Dear NBG Community,
It was so wonderful to "see" some of you last month in the NBG Zoom Program Meeting. The fact that the day we met was my birthday made it especially poignant for me. In these liminal times, I think we are all paying attention to the gifts that grace our days. Spending time with the eighteen members who were able to attend, making a simple foldable book together, was a gift. Thank you!
It feels like we are living in a collective liminal space, a time between what we knew as "normal life" and what our world and lives will be in a future without Covid-19. A time between what is "no longer" and what is "not yet". As we continue to navigate this space, your NBG Board is trying to provide opportunities for you to engage in the creative world of bookmaking. Bruce Campbell is carefully stepping forward to help the Chapbook Project folks meet in the studio with Covid Protocols. Mary Maisch will teach Art Journal Adventures on Zoom later this month (see below). Mary has also offered to meet individuals who want to purchase supplies from Paper Birches. (Contact her here to make an appointment.) Our September Program Meeting will be held via Zoom and other classes are in the works.
I recently read the following poem by Danusha Laméris. It came to mind again during last month's program meeting as I looked at the smiling faces on my Zoom screen. It reminded me that even though we are physically distant we are searching for ways to connect.
Small Kindnesses
I've been thinking about the way, when you walk
down a crowded aisle, people pull in their legs
to let you by. Or how strangers still say "bless you"

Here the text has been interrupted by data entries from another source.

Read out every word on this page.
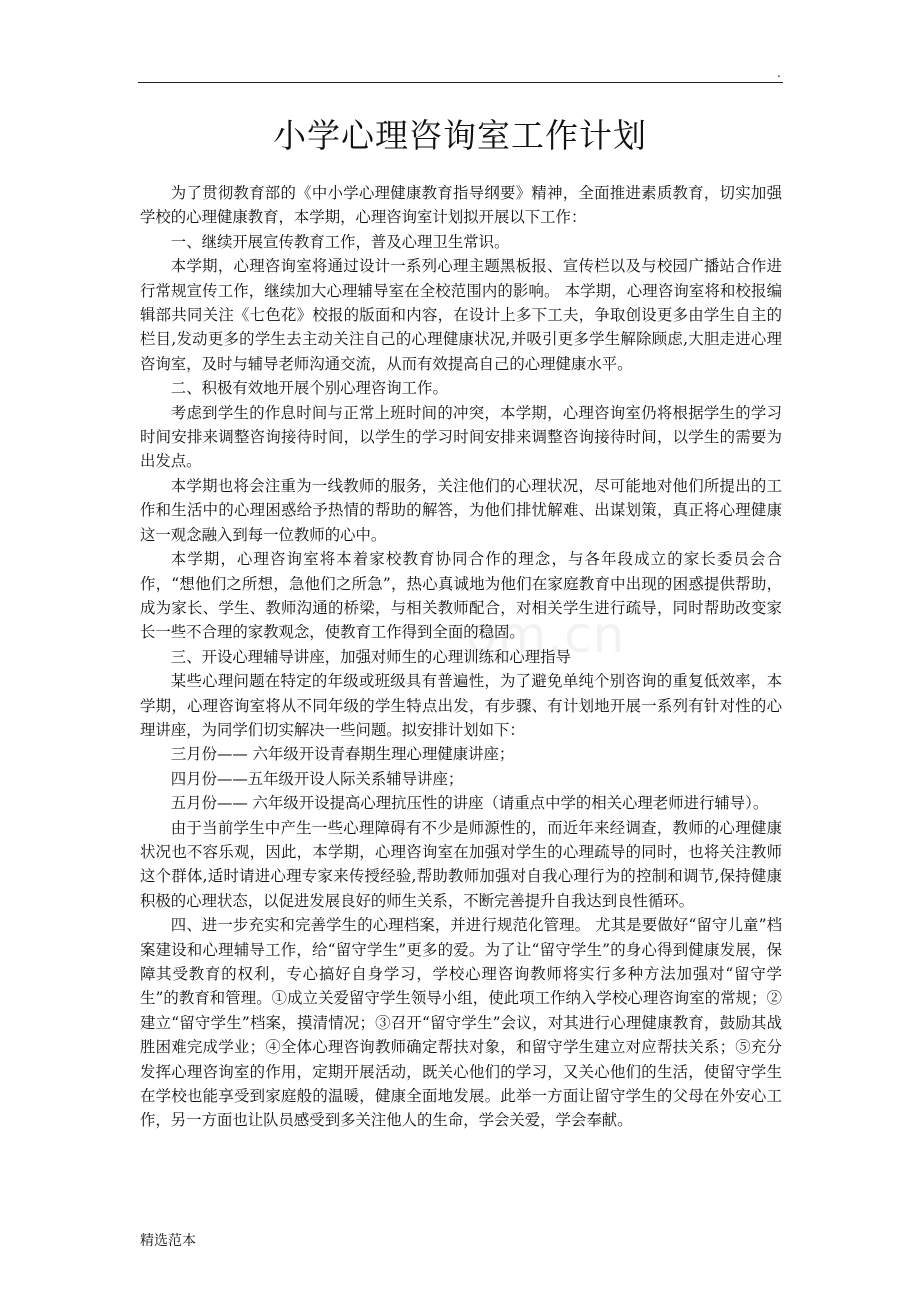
.
小学心理咨询室工作计划

为了贯彻教育部的《中小学心理健康教育指导纲要》精神，全面推进素质教育，切实加强学校的心理健康教育，本学期，心理咨询室计划拟开展以下工作：

一、继续开展宣传教育工作，普及心理卫生常识。

本学期，心理咨询室将通过设计一系列心理主题黑板报、宣传栏以及与校园广播站合作进行常规宣传工作，继续加大心理辅导室在全校范围内的影响。 本学期，心理咨询室将和校报编辑部共同关注《七色花》校报的版面和内容，在设计上多下工夫，争取创设更多由学生自主的栏目,发动更多的学生去主动关注自己的心理健康状况,并吸引更多学生解除顾虑,大胆走进心理咨询室，及时与辅导老师沟通交流，从而有效提高自己的心理健康水平。

二、积极有效地开展个别心理咨询工作。

考虑到学生的作息时间与正常上班时间的冲突，本学期，心理咨询室仍将根据学生的学习时间安排来调整咨询接待时间，以学生的学习时间安排来调整咨询接待时间，以学生的需要为出发点。

本学期也将会注重为一线教师的服务，关注他们的心理状况，尽可能地对他们所提出的工作和生活中的心理困惑给予热情的帮助的解答，为他们排忧解难、出谋划策，真正将心理健康这一观念融入到每一位教师的心中。

本学期，心理咨询室将本着家校教育协同合作的理念，与各年段成立的家长委员会合作，“想他们之所想，急他们之所急”，热心真诚地为他们在家庭教育中出现的困惑提供帮助，成为家长、学生、教师沟通的桥梁，与相关教师配合，对相关学生进行疏导，同时帮助改变家长一些不合理的家教观念，使教育工作得到全面的稳固。

三、开设心理辅导讲座，加强对师生的心理训练和心理指导

某些心理问题在特定的年级或班级具有普遍性，为了避免单纯个别咨询的重复低效率，本学期，心理咨询室将从不同年级的学生特点出发，有步骤、有计划地开展一系列有针对性的心理讲座，为同学们切实解决一些问题。拟安排计划如下：

三月份—— 六年级开设青春期生理心理健康讲座；

四月份——五年级开设人际关系辅导讲座；

五月份—— 六年级开设提高心理抗压性的讲座（请重点中学的相关心理老师进行辅导）。

由于当前学生中产生一些心理障碍有不少是师源性的，而近年来经调查，教师的心理健康状况也不容乐观，因此，本学期，心理咨询室在加强对学生的心理疏导的同时，也将关注教师这个群体,适时请进心理专家来传授经验,帮助教师加强对自我心理行为的控制和调节,保持健康积极的心理状态，以促进发展良好的师生关系，不断完善提升自我达到良性循环。

四、进一步充实和完善学生的心理档案，并进行规范化管理。 尤其是要做好“留守儿童”档案建设和心理辅导工作，给“留守学生”更多的爱。为了让“留守学生”的身心得到健康发展，保障其受教育的权利，专心搞好自身学习，学校心理咨询教师将实行多种方法加强对“留守学生”的教育和管理。①成立关爱留守学生领导小组，使此项工作纳入学校心理咨询室的常规；②建立“留守学生”档案，摸清情况；③召开“留守学生”会议，对其进行心理健康教育，鼓励其战胜困难完成学业；④全体心理咨询教师确定帮扶对象，和留守学生建立对应帮扶关系；⑤充分发挥心理咨询室的作用，定期开展活动，既关心他们的学习，又关心他们的生活，使留守学生在学校也能享受到家庭般的温暖，健康全面地发展。此举一方面让留守学生的父母在外安心工作，另一方面也让队员感受到多关注他人的生命，学会关爱，学会奉献。

om.cn
精选范本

when someone sneezes, a leftover
from the Bubonic plague. "Don't die," we are saying.
And sometimes, when you spill lemons
from your grocery bag, someone else will help you
pick them up. Mostly, we don't want to harm each other.
We want to be handed our cup of coffee hot,
and to say thank you to the person handing it. To smile
at them and for them to smile back. For the waitress
to call us honey when she sets down the bowl of clam chowder,
and for the driver in the red pick-up truck to let us pass.
We have so little of each other, now. So far
from tribe and fire. Only these brief moments of exchange.
What if they are the true dwelling of the holy, these
fleeting temples we make together when we say, "Here,
have my seat," "Go ahead-you first," "I like your hat."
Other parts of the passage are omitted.